Quantification of Gram-positive bacteria: adaptation and evaluation of a preparation strategy using high amounts of clinical tissue

Abstract

Background: A preparation method for quantification of bacteria in tissues is obligatory to reduce tissue mass, concentrate the target, purify, remove inhibitory substances and to achieve constant target recovery rates. No preparation method has been available until now for a high mass of tissue applicable for routine use and analytical veterinary diagnostics.

Results: This study describes an easy-to-use tissue preparation protocol to quantify Gram-positive bacteria from a large volume of tissue matrix. A previously published sample preparation method (Matrix-Lysis) from food science was successfully adapted for clinical use on tissues from pigs, including cerebrum, spinal cord, lung, liver, ileum, colon, caecum, kidney and muscle tissue. This tissue preparation method now permits quantification of pathogens from 5 g of organic matrix, which is a 20-200 fold increase by weight compared to other methods.
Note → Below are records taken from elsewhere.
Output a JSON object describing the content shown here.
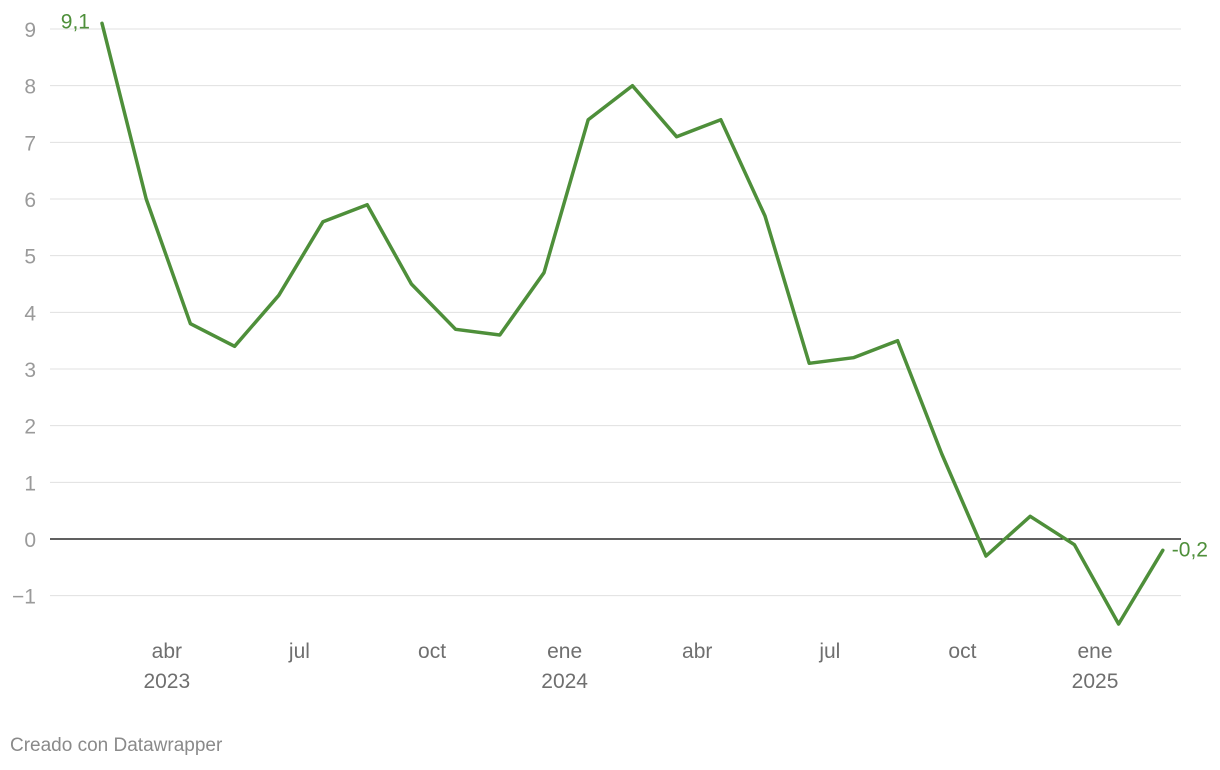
{
  "chart_data": {
    "type": "line",
    "series": [
      {
        "color": "#4e8f3a",
        "points": [
          {
            "x": "2023-02",
            "y": 9.1
          },
          {
            "x": "2023-03",
            "y": 6.0
          },
          {
            "x": "2023-04",
            "y": 3.8
          },
          {
            "x": "2023-05",
            "y": 3.4
          },
          {
            "x": "2023-06",
            "y": 4.3
          },
          {
            "x": "2023-07",
            "y": 5.6
          },
          {
            "x": "2023-08",
            "y": 5.9
          },
          {
            "x": "2023-09",
            "y": 4.5
          },
          {
            "x": "2023-10",
            "y": 3.7
          },
          {
            "x": "2023-11",
            "y": 3.6
          },
          {
            "x": "2023-12",
            "y": 4.7
          },
          {
            "x": "2024-01",
            "y": 7.4
          },
          {
            "x": "2024-02",
            "y": 8.0
          },
          {
            "x": "2024-03",
            "y": 7.1
          },
          {
            "x": "2024-04",
            "y": 7.4
          },
          {
            "x": "2024-05",
            "y": 5.7
          },
          {
            "x": "2024-06",
            "y": 3.1
          },
          {
            "x": "2024-07",
            "y": 3.2
          },
          {
            "x": "2024-08",
            "y": 3.5
          },
          {
            "x": "2024-09",
            "y": 1.5
          },
          {
            "x": "2024-10",
            "y": -0.3
          },
          {
            "x": "2024-11",
            "y": 0.4
          },
          {
            "x": "2024-12",
            "y": -0.1
          },
          {
            "x": "2025-01",
            "y": -1.5
          },
          {
            "x": "2025-02",
            "y": -0.2
          }
        ]
      }
    ],
    "ylim": [
      -1.6,
      9.3
    ],
    "yticks": [
      9,
      8,
      7,
      6,
      5,
      4,
      3,
      2,
      1,
      0,
      -1
    ],
    "ytick_labels": [
      "9",
      "8",
      "7",
      "6",
      "5",
      "4",
      "3",
      "2",
      "1",
      "0",
      "−1"
    ],
    "xticks": [
      {
        "x": "2023-03-15",
        "label": "abr",
        "year": "2023"
      },
      {
        "x": "2023-06-15",
        "label": "jul",
        "year": ""
      },
      {
        "x": "2023-09-15",
        "label": "oct",
        "year": ""
      },
      {
        "x": "2023-12-15",
        "label": "ene",
        "year": "2024"
      },
      {
        "x": "2024-03-15",
        "label": "abr",
        "year": ""
      },
      {
        "x": "2024-06-15",
        "label": "jul",
        "year": ""
      },
      {
        "x": "2024-09-15",
        "label": "oct",
        "year": ""
      },
      {
        "x": "2024-12-15",
        "label": "ene",
        "year": "2025"
      }
    ],
    "start_label": "9,1",
    "end_label": "-0,2",
    "grid": true,
    "zero_line_color": "#000000"
  },
  "footer": {
    "credit": "Creado con Datawrapper"
  }
}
It is based on solubilization of the sample matrix with either a chaotrope plus detergent or divalent salts as solubilization agents. The method was designed as a modular system, offering the possibility to change lysis buffers, according to tissue solubilization characteristics and the intended detection method (molecular or culture). Using Listeria monocytogenes as model organism, viable cell quantification or DNA extraction and quantitative real-time PCR were performed after Matrix-Lysis to determine recovery rates and detection limit (LOD). The adapted Matrix-Lysis protocol resulted in high recovery rates (mean value: 76% ± 39%) for all tested organs, except kidney, and recovery was constant over 5 log scales for all tested buffer systems. The LOD for Matrix-Lysis with subsequent plate count method (PCM) was as low as 1 CFU/5 g, while for qPCR based detection the LOD was 102 bacterial cell equivalents (BCE)/5 g for two buffer systems.
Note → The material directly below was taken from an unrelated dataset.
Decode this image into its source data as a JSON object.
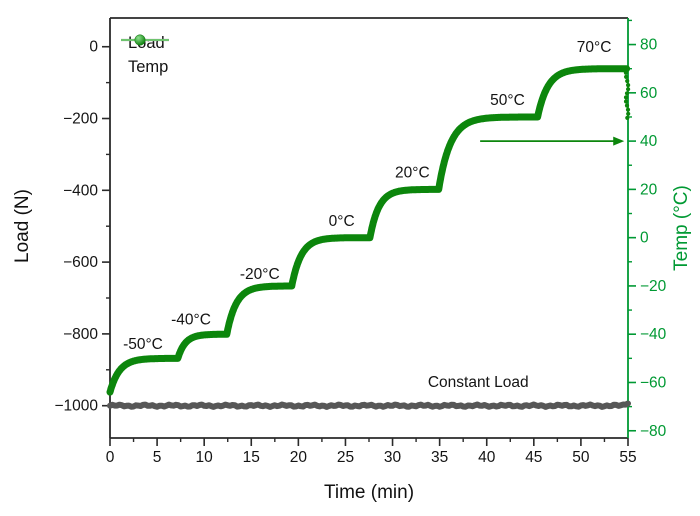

Conclusions: This tissue preparation is inexpensive and can be easily used for routine and analytical veterinary diagnostics. Inoculation studies or hazard assessments can profit from this tissue preparation method and it is anticipated that this study will be a valuable source for further research on tissue preparation strategies.

Figure 1

Matrix-Lysis protocol adapted for clinical tissue. This includes timeline and subsequent target detection paths. *The protocol is designed for a maximum of 5 g of tissue. The tissue must be cut into small pieces (Ø <4 mm²). **Homogenization of tissue in 8 M urea + 1% SDS takes place at an incubation temperature of 42°C; an incubation temperature of 37°C is recommended for 2 M MgCl₂ (±1% Lutensol).

Figure 2

Recovery of L. monocytogenes (BCE/g) after Matrix-Lysis from nine different clinical tissues. The spike control represents the initial number of BCE/g that was used for spiking clinical tissues. The lysis buffer based on 2 M MgCl₂ + 1% Lutensol was used for Matrix-Lysis. Bars indicate standard deviations.